OPNsense Forum
English Forums => General Discussion => Topic started by: pr3p on November 22, 2016, 07:27:37 am
-
My 1st opnsense server with multiwan setup and DNS Resolver was stable and i enable proxy server,
Question: Guys it is possible to set the proxy server automatic to all clients without configuring browser to set the proxy server.
My Setup:
General Setting:
(http://image.prntscr.com/image/666d13333a3946b8a394c106a737d950.png)
(http://image.prntscr.com/image/2bce4bab444748f7bd17a1d95b362ed2.png)
Forward Proxy:
(http://image.prntscr.com/image/4d78504288b94f25b8f861ecdf311cfb.png)
I tried and test the proxy server with browser ( Firefox) and its working fine.
(http://image.prntscr.com/image/7041699a5775431497deb3b6294c97b0.png)
with authentication setting also works fine.
(http://image.prntscr.com/image/85202a62be6549e8a98581c4c10df19f.png)
Regards,
James
-
Hi James,
unfortunately you can't.
But you can Setup Transparent Proxy (https://docs.opnsense.org/manual/how-tos/proxytransparent.html?highlight=transparent%20proxy).
Kind regards
Frank
-
Multi-WAN + Transparent Proxy doesn't currently work in FreeBSD.
Cheers,
Franco
-
Multi-WAN + Transparent Proxy doesn't currently work in FreeBSD.
Cheers,
Franco
thanks i setup transparent proxy and works fine, my problem is the ssl certificate it needs to install manually on client side.
-
Proxy Server:
The proxy server is working fine but i got problem on downloading ACL's it seems doenst apply or download.
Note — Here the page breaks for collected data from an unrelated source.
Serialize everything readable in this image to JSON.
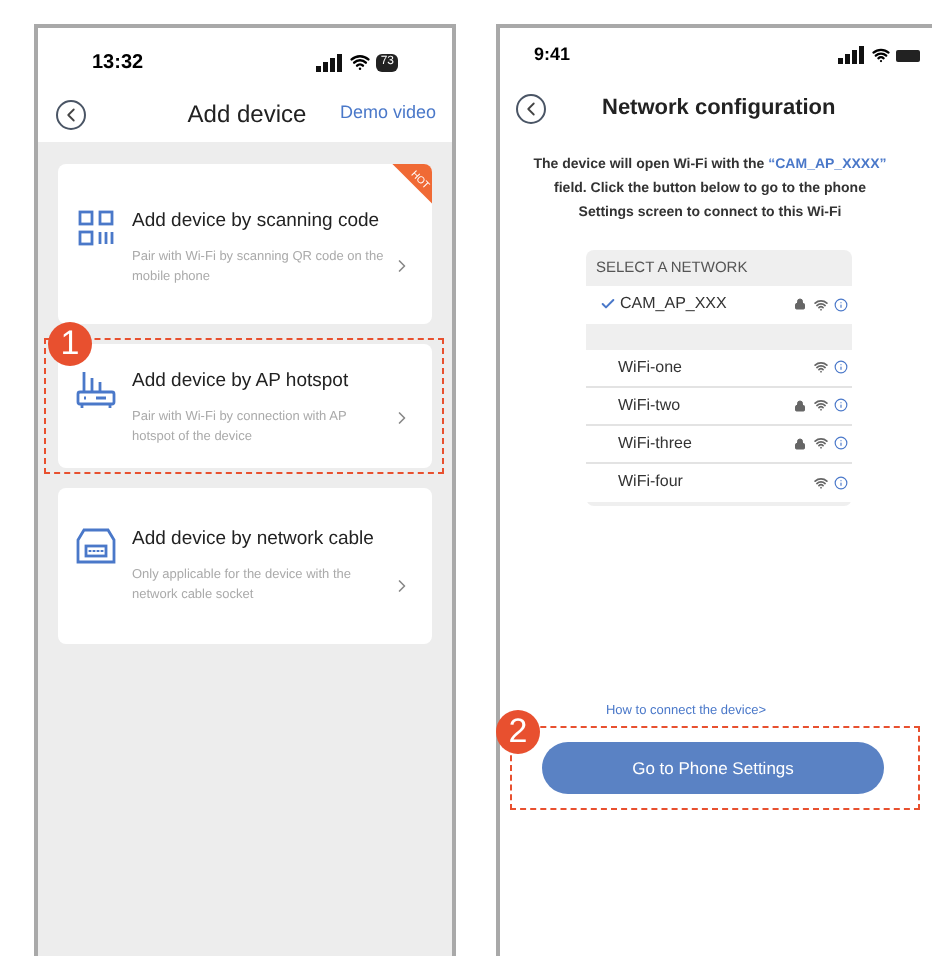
{
  "left_screen": {
    "status_bar": {
      "time": "13:32",
      "battery": "73"
    },
    "header": {
      "title": "Add device",
      "action": "Demo video"
    },
    "cards": [
      {
        "kind": "qr",
        "title": "Add device by scanning code",
        "description": "Pair with Wi-Fi by scanning QR code on the mobile phone",
        "hot_label": "HOT"
      },
      {
        "kind": "router",
        "title": "Add device by AP hotspot",
        "description": "Pair with Wi-Fi by connection with AP hotspot of the device",
        "step": "1"
      },
      {
        "kind": "cable",
        "title": "Add device by network cable",
        "description": "Only applicable for the device with the network cable socket"
      }
    ]
  },
  "right_screen": {
    "status_bar": {
      "time": "9:41"
    },
    "header": {
      "title": "Network configuration"
    },
    "message": {
      "before": "The device will open Wi-Fi with the",
      "highlight": "“CAM_AP_XXXX”",
      "after": "field. Click the button below to go to the phone Settings screen to connect to this Wi-Fi"
    },
    "network_list": {
      "heading": "SELECT A NETWORK",
      "current": {
        "name": "CAM_AP_XXX",
        "selected": true,
        "locked": true
      },
      "networks": [
        {
          "name": "WiFi-one",
          "selected": false,
          "locked": false
        },
        {
          "name": "WiFi-two",
          "selected": false,
          "locked": true
        },
        {
          "name": "WiFi-three",
          "selected": false,
          "locked": true
        },
        {
          "name": "WiFi-four",
          "selected": false,
          "locked": false
        }
      ]
    },
    "help_link": "How to connect the device>",
    "button": "Go to Phone Settings",
    "step": "2"
  }
}
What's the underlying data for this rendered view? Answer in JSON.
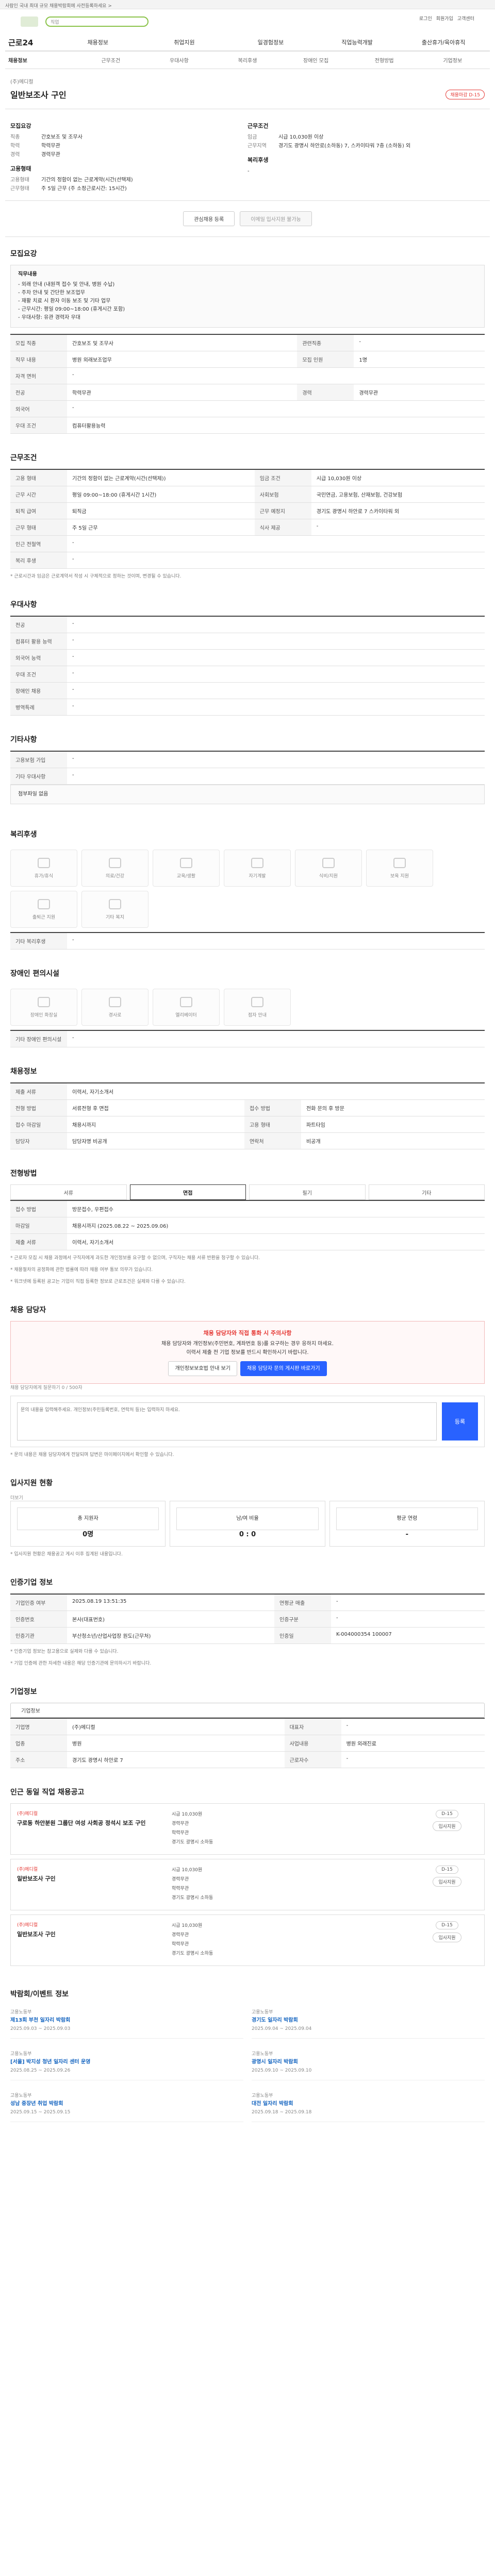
{
  "topbar": {
    "notice": "사람인 국내 최대 규모 채용박람회에 사전등록하세요 >"
  },
  "search": {
    "placeholder": "직업",
    "util": [
      "로그인",
      "회원가입",
      "고객센터"
    ]
  },
  "gnb": {
    "brand": "근로24",
    "items": [
      "채용정보",
      "취업지원",
      "일경험정보",
      "직업능력개발",
      "출산휴가/육아휴직"
    ]
  },
  "tabs": [
    "채용정보",
    "근무조건",
    "우대사항",
    "복리후생",
    "장애인 모집",
    "전형방법",
    "기업정보"
  ],
  "job": {
    "company": "(주)메디컬",
    "title": "일반보조사 구인",
    "dday": "채용마감 D-15"
  },
  "recruit": {
    "heading": "모집요강",
    "items": [
      {
        "k": "직종",
        "v": "간호보조 및 조무사"
      },
      {
        "k": "학력",
        "v": "학력무관"
      },
      {
        "k": "경력",
        "v": "경력무관"
      }
    ]
  },
  "cond": {
    "heading": "근무조건",
    "items": [
      {
        "k": "임금",
        "v": "시급 10,030원 이상"
      },
      {
        "k": "근무지역",
        "v": "경기도 광명시 하안로(소하동) 7, 스카이타워 7층 (소하동) 외"
      }
    ]
  },
  "employ": {
    "heading": "고용형태",
    "items": [
      {
        "k": "고용형태",
        "v": "기간의 정함이 없는 근로계약(시간(선택제)"
      },
      {
        "k": "근무형태",
        "v": "주 5일 근무 (주 소정근로시간: 15시간)"
      }
    ]
  },
  "welfare_top": {
    "heading": "복리후생",
    "v": "-"
  },
  "buttons": {
    "scrap": "관심채용 등록",
    "apply": "이메일 입사지원 불가능"
  },
  "s1": {
    "heading": "모집요강",
    "box_title": "직무내용",
    "box_lines": [
      "- 외래 안내 (내원객 접수 및 안내, 병원 수납)",
      "- 주차 안내 및 간단한 보조업무",
      "- 재활 치료 시 환자 이동 보조 및 기타 업무",
      "- 근무시간: 평일 09:00~18:00 (휴게시간 포함)",
      "- 우대사항: 유관 경력자 우대"
    ],
    "rows": [
      [
        "모집 직종",
        "간호보조 및 조무사",
        "관련직종",
        "-"
      ],
      [
        "직무 내용",
        "병원 외래보조업무",
        "모집 인원",
        "1명"
      ],
      [
        "자격 면허",
        "-",
        "",
        ""
      ],
      [
        "전공",
        "학력무관",
        "경력",
        "경력무관"
      ],
      [
        "외국어",
        "-",
        "",
        ""
      ],
      [
        "우대 조건",
        "컴퓨터활용능력",
        "",
        ""
      ]
    ]
  },
  "s2": {
    "heading": "근무조건",
    "rows": [
      [
        "고용 형태",
        "기간의 정함이 없는 근로계약(시간(선택제))",
        "임금 조건",
        "시급 10,030원 이상"
      ],
      [
        "근무 시간",
        "평일 09:00~18:00 (휴게시간 1시간)",
        "사회보험",
        "국민연금, 고용보험, 산재보험, 건강보험"
      ],
      [
        "퇴직 급여",
        "퇴직금",
        "근무 예정지",
        "경기도 광명시 하안로 7 스카이타워 외"
      ],
      [
        "근무 형태",
        "주 5일 근무",
        "식사 제공",
        "-"
      ],
      [
        "인근 전철역",
        "-",
        "",
        ""
      ],
      [
        "복리 후생",
        "-",
        "",
        ""
      ]
    ],
    "note": "* 근로시간과 임금은 근로계약서 작성 시 구체적으로 정하는 것이며, 변경될 수 있습니다."
  },
  "s3": {
    "heading": "우대사항",
    "rows": [
      [
        "전공",
        "-"
      ],
      [
        "컴퓨터 활용 능력",
        "-"
      ],
      [
        "외국어 능력",
        "-"
      ],
      [
        "우대 조건",
        "-"
      ],
      [
        "장애인 채용",
        "-"
      ],
      [
        "병역특례",
        "-"
      ]
    ]
  },
  "s4": {
    "heading": "기타사항",
    "rows": [
      [
        "고용보험 가입",
        "-"
      ],
      [
        "기타 우대사항",
        "-"
      ]
    ],
    "file": "첨부파일 없음"
  },
  "s5": {
    "heading": "복리후생",
    "icons": [
      "휴가/휴식",
      "의료/건강",
      "교육/생활",
      "자기계발",
      "식비/지원",
      "보육 지원",
      "출퇴근 지원",
      "기타 복지"
    ],
    "etc_label": "기타 복리후생",
    "etc": "-"
  },
  "s6": {
    "heading": "장애인 편의시설",
    "icons": [
      "장애인 화장실",
      "경사로",
      "엘리베이터",
      "점자 안내"
    ],
    "etc_label": "기타 장애인 편의시설",
    "etc": "-"
  },
  "s7": {
    "heading": "채용정보",
    "rows": [
      [
        "제출 서류",
        "이력서, 자기소개서",
        "",
        ""
      ],
      [
        "전형 방법",
        "서류전형 후 면접",
        "접수 방법",
        "전화 문의 후 방문"
      ],
      [
        "접수 마감일",
        "채용시까지",
        "고용 형태",
        "파트타임"
      ],
      [
        "담당자",
        "담당자명 비공개",
        "연락처",
        "비공개"
      ]
    ]
  },
  "s8": {
    "heading": "전형방법",
    "options": [
      "서류",
      "면접",
      "필기",
      "기타"
    ],
    "selected": 1,
    "meth_label": "접수 방법",
    "meth": "방문접수, 우편접수",
    "period_label": "마감일",
    "period": "채용시까지 (2025.08.22 ~ 2025.09.06)",
    "docs_label": "제출 서류",
    "docs": "이력서, 자기소개서",
    "notes": [
      "* 근로자 모집 시 채용 과정에서 구직자에게 과도한 개인정보를 요구할 수 없으며, 구직자는 채용 서류 반환을 청구할 수 있습니다.",
      "* 채용절차의 공정화에 관한 법률에 따라 채용 여부 통보 의무가 있습니다.",
      "* 워크넷에 등록된 공고는 기업이 직접 등록한 정보로 근로조건은 실제와 다를 수 있습니다."
    ]
  },
  "s9": {
    "heading": "채용 담당자",
    "alert_h": "채용 담당자와 직접 통화 시 주의사항",
    "alert": [
      "채용 담당자와 개인정보(주민번호, 계좌번호 등)를 요구하는 경우 응하지 마세요.",
      "이력서 제출 전 기업 정보를 반드시 확인하시기 바랍니다."
    ],
    "b1": "개인정보보호법 안내 보기",
    "b2": "채용 담당자 문의 게시판 바로가기",
    "inq_label": "채용 담당자에게 질문하기",
    "inq_limit": "0 / 500자",
    "inq_ph": "문의 내용을 입력해주세요. 개인정보(주민등록번호, 연락처 등)는 입력하지 마세요.",
    "send": "등록",
    "inq_note": "* 문의 내용은 채용 담당자에게 전달되며 답변은 마이페이지에서 확인할 수 있습니다."
  },
  "s10": {
    "heading": "입사지원 현황",
    "more": "더보기",
    "stats": [
      {
        "l": "총 지원자",
        "v": "0명"
      },
      {
        "l": "남/여 비율",
        "v": "0 : 0"
      },
      {
        "l": "평균 연령",
        "v": "-"
      }
    ],
    "note": "* 입사지원 현황은 채용공고 게시 이후 집계된 내용입니다."
  },
  "s11": {
    "heading": "인증기업 정보",
    "rows": [
      [
        "기업인증 여부",
        "2025.08.19 13:51:35",
        "연평균 매출",
        "-"
      ],
      [
        "인증번호",
        "본사(대표번호)",
        "인증구분",
        "-"
      ],
      [
        "인증기관",
        "부산청소년/산업사업장 원도(근무처)",
        "인증일",
        "K-004000354 100007"
      ]
    ],
    "notes": [
      "* 인증기업 정보는 참고용으로 실제와 다를 수 있습니다.",
      "* 기업 인증에 관한 자세한 내용은 해당 인증기관에 문의하시기 바랍니다."
    ]
  },
  "s12": {
    "heading": "기업정보",
    "btn": "기업정보",
    "rows": [
      [
        "기업명",
        "(주)메디컬",
        "대표자",
        "-"
      ],
      [
        "업종",
        "병원",
        "사업내용",
        "병원 외래진료"
      ],
      [
        "주소",
        "경기도 광명시 하안로 7",
        "근로자수",
        "-"
      ]
    ]
  },
  "s13": {
    "heading": "인근 동일 직업 채용공고",
    "recs": [
      {
        "c": "(주)메디컬",
        "n": "구로동 하안분원 그룹단 여성 사회공 정석시 보조 구인",
        "meta": [
          "시급 10,030원",
          "경력무관",
          "학력무관",
          "경기도 광명시 소하동"
        ],
        "d": "D-15"
      },
      {
        "c": "(주)메디컬",
        "n": "일반보조사 구인",
        "meta": [
          "시급 10,030원",
          "경력무관",
          "학력무관",
          "경기도 광명시 소하동"
        ],
        "d": "D-15"
      },
      {
        "c": "(주)메디컬",
        "n": "일반보조사 구인",
        "meta": [
          "시급 10,030원",
          "경력무관",
          "학력무관",
          "경기도 광명시 소하동"
        ],
        "d": "D-15"
      }
    ],
    "btn": "입사지원"
  },
  "s14": {
    "heading": "박람회/이벤트 정보",
    "items": [
      {
        "a": "고용노동부",
        "t": "제13회 부천 일자리 박람회",
        "d": "2025.09.03 ~ 2025.09.03"
      },
      {
        "a": "고용노동부",
        "t": "경기도 일자리 박람회",
        "d": "2025.09.04 ~ 2025.09.04"
      },
      {
        "a": "고용노동부",
        "t": "[서울] 박지성 청년 일자리 센터 운영",
        "d": "2025.08.25 ~ 2025.09.26"
      },
      {
        "a": "고용노동부",
        "t": "광명시 일자리 박람회",
        "d": "2025.09.10 ~ 2025.09.10"
      },
      {
        "a": "고용노동부",
        "t": "성남 중장년 취업 박람회",
        "d": "2025.09.15 ~ 2025.09.15"
      },
      {
        "a": "고용노동부",
        "t": "대전 일자리 박람회",
        "d": "2025.09.18 ~ 2025.09.18"
      }
    ]
  }
}
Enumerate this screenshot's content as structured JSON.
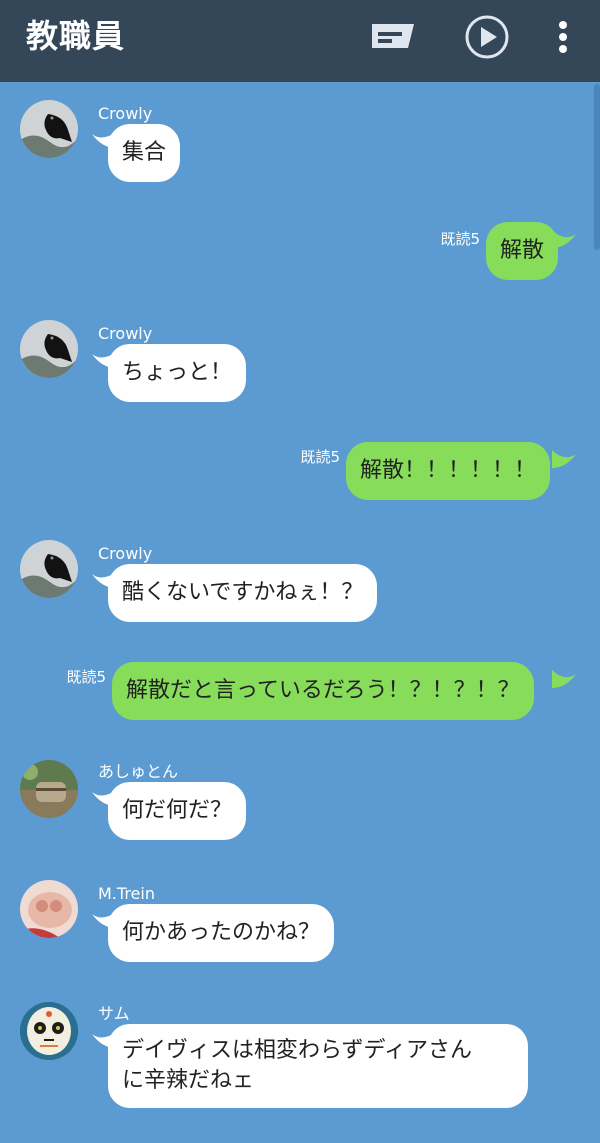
{
  "header": {
    "title": "教職員",
    "icons": [
      "notes-icon",
      "play-icon",
      "more-vert-icon"
    ],
    "background": "#344759"
  },
  "chat": {
    "background": "#5b9bd2",
    "incoming_bubble_color": "#ffffff",
    "outgoing_bubble_color": "#87dd5a",
    "messages": [
      {
        "direction": "in",
        "sender": "Crowly",
        "text": "集合"
      },
      {
        "direction": "out",
        "read_label": "既読5",
        "text": "解散"
      },
      {
        "direction": "in",
        "sender": "Crowly",
        "text": "ちょっと！"
      },
      {
        "direction": "out",
        "read_label": "既読5",
        "text": "解散！！！！！！"
      },
      {
        "direction": "in",
        "sender": "Crowly",
        "text": "酷くないですかねぇ！？"
      },
      {
        "direction": "out",
        "read_label": "既読5",
        "text": "解散だと言っているだろう！？！？！？"
      },
      {
        "direction": "in",
        "sender": "あしゅとん",
        "text": "何だ何だ？"
      },
      {
        "direction": "in",
        "sender": "M.Trein",
        "text": "何かあったのかね？"
      },
      {
        "direction": "in",
        "sender": "サム",
        "text": "デイヴィスは相変わらずディアさん\nに辛辣だねェ"
      }
    ]
  }
}
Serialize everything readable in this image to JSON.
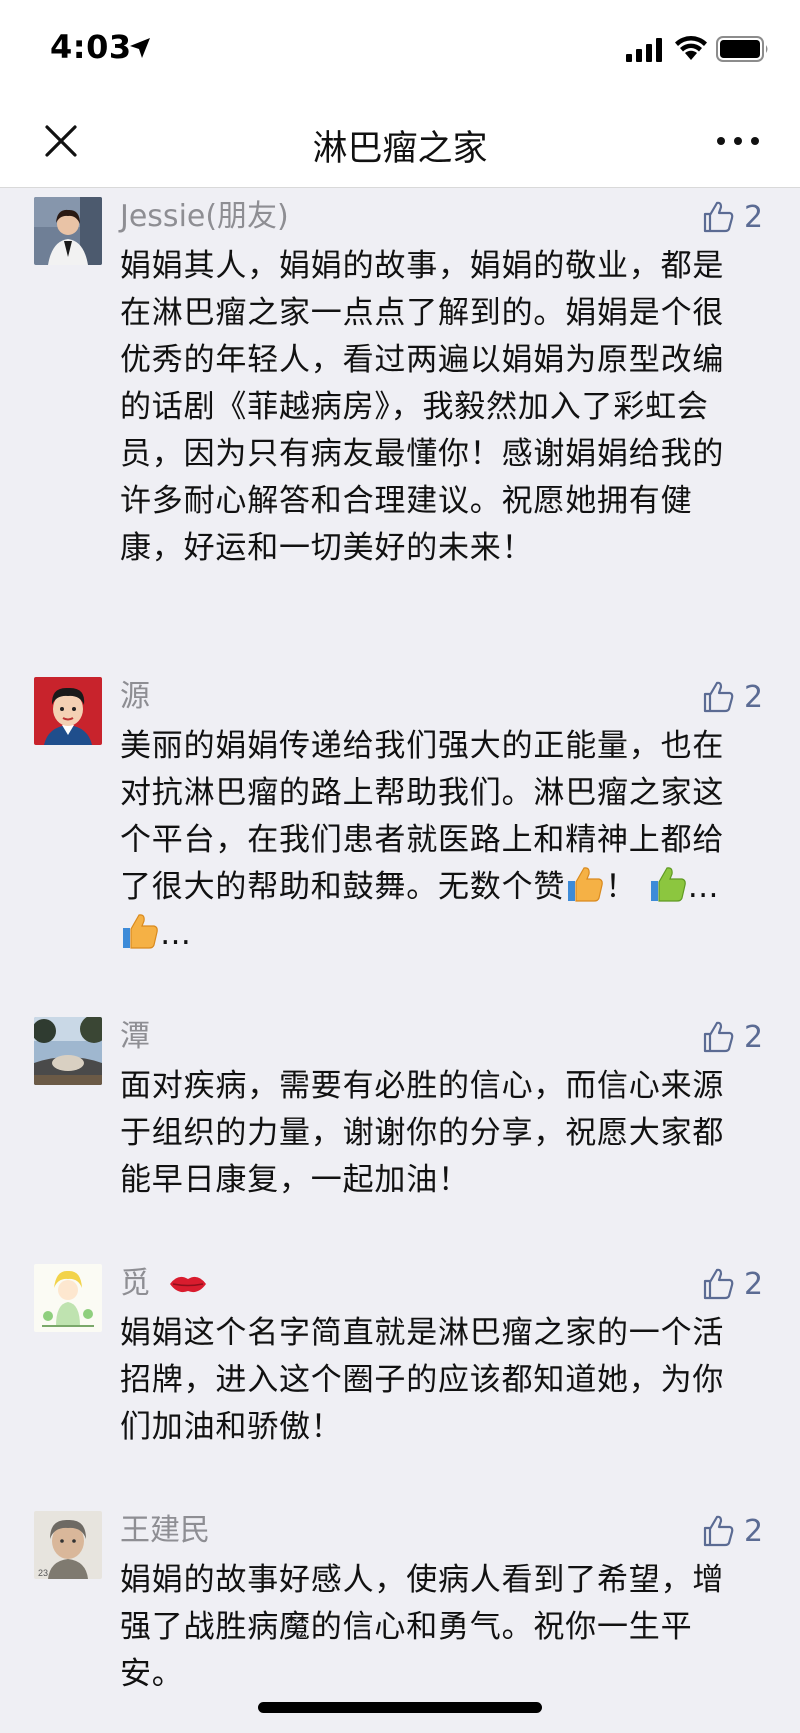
{
  "status_bar": {
    "time": "4:03"
  },
  "nav": {
    "title": "淋巴瘤之家"
  },
  "comments": [
    {
      "name": "Jessie(朋友)",
      "likes": "2",
      "text": "娟娟其人，娟娟的故事，娟娟的敬业，都是在淋巴瘤之家一点点了解到的。娟娟是个很优秀的年轻人，看过两遍以娟娟为原型改编的话剧《菲越病房》，我毅然加入了彩虹会员，因为只有病友最懂你！感谢娟娟给我的许多耐心解答和合理建议。祝愿她拥有健康，好运和一切美好的未来！"
    },
    {
      "name": "源",
      "likes": "2",
      "text": "美丽的娟娟传递给我们强大的正能量，也在对抗淋巴瘤的路上帮助我们。淋巴瘤之家这个平台，在我们患者就医路上和精神上都给了很大的帮助和鼓舞。无数个赞",
      "text_mid": "！ ",
      "text_dots1": "…",
      "text_dots2": "…"
    },
    {
      "name": "潭",
      "likes": "2",
      "text": "面对疾病，需要有必胜的信心，而信心来源于组织的力量，谢谢你的分享，祝愿大家都能早日康复，一起加油！"
    },
    {
      "name": "觅",
      "likes": "2",
      "text": "娟娟这个名字简直就是淋巴瘤之家的一个活招牌，进入这个圈子的应该都知道她，为你们加油和骄傲！"
    },
    {
      "name": "王建民",
      "likes": "2",
      "avatar_badge": "23",
      "text": "娟娟的故事好感人，使病人看到了希望，增强了战胜病魔的信心和勇气。祝你一生平安。"
    }
  ],
  "colors": {
    "like_blue": "#5b6b93",
    "name_gray": "#8e8e93",
    "background": "#efeff4"
  }
}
https://docs.opnsense.org/manual/how-tos/proxywebfilter.html
(http://image.prntscr.com/image/8ab6624927774ef7823b27eed295a8ba.png)
is it ok to set this way? on local cache setting. i want to maximize the server.
(http://image.prntscr.com/image/ed09a5680e7f475e851d46c7ffd706a4.png)
System Information:
(http://image.prntscr.com/image/4133060b297d45eeaf9623230d971e0c.png)
Regards,
pr3p
-
On Windows you should be able to do this via a group policy - then you would have it inside most apps (except some which bring their own trust store) and on Linux you would have to use some kind of an automation tool which will copy the certificates on the system and updates the ca store. On Linux you can set the environment variable HTTP_PROXY inside a login script so the applications will be aware of an proxy if you are not using a transparent proxy.
-
On Windows you should be able to do this via a group policy - then you would have it inside most apps (except some which bring their own trust store) and on Linux you would have to use some kind of an automation tool which will copy the certificates on the system and updates the ca store. On Linux you can set the environment variable HTTP_PROXY inside a login script so the applications will be aware of an proxy if you are not using a transparent proxy.
Thanks fabian, its working like a charm now, but some website with ssl has problem like on google drive/gmail i was not able to create folder when SSL mode is enabled.
Anyway can you check also the ACL its not applying or downloading.
-
This sounds like a TLS connection failed (maybe due a certificate mismatch). You should check if the connection is rejected (maybe by having open the network tab of FireBug or a similar tool) by looking at the error messages.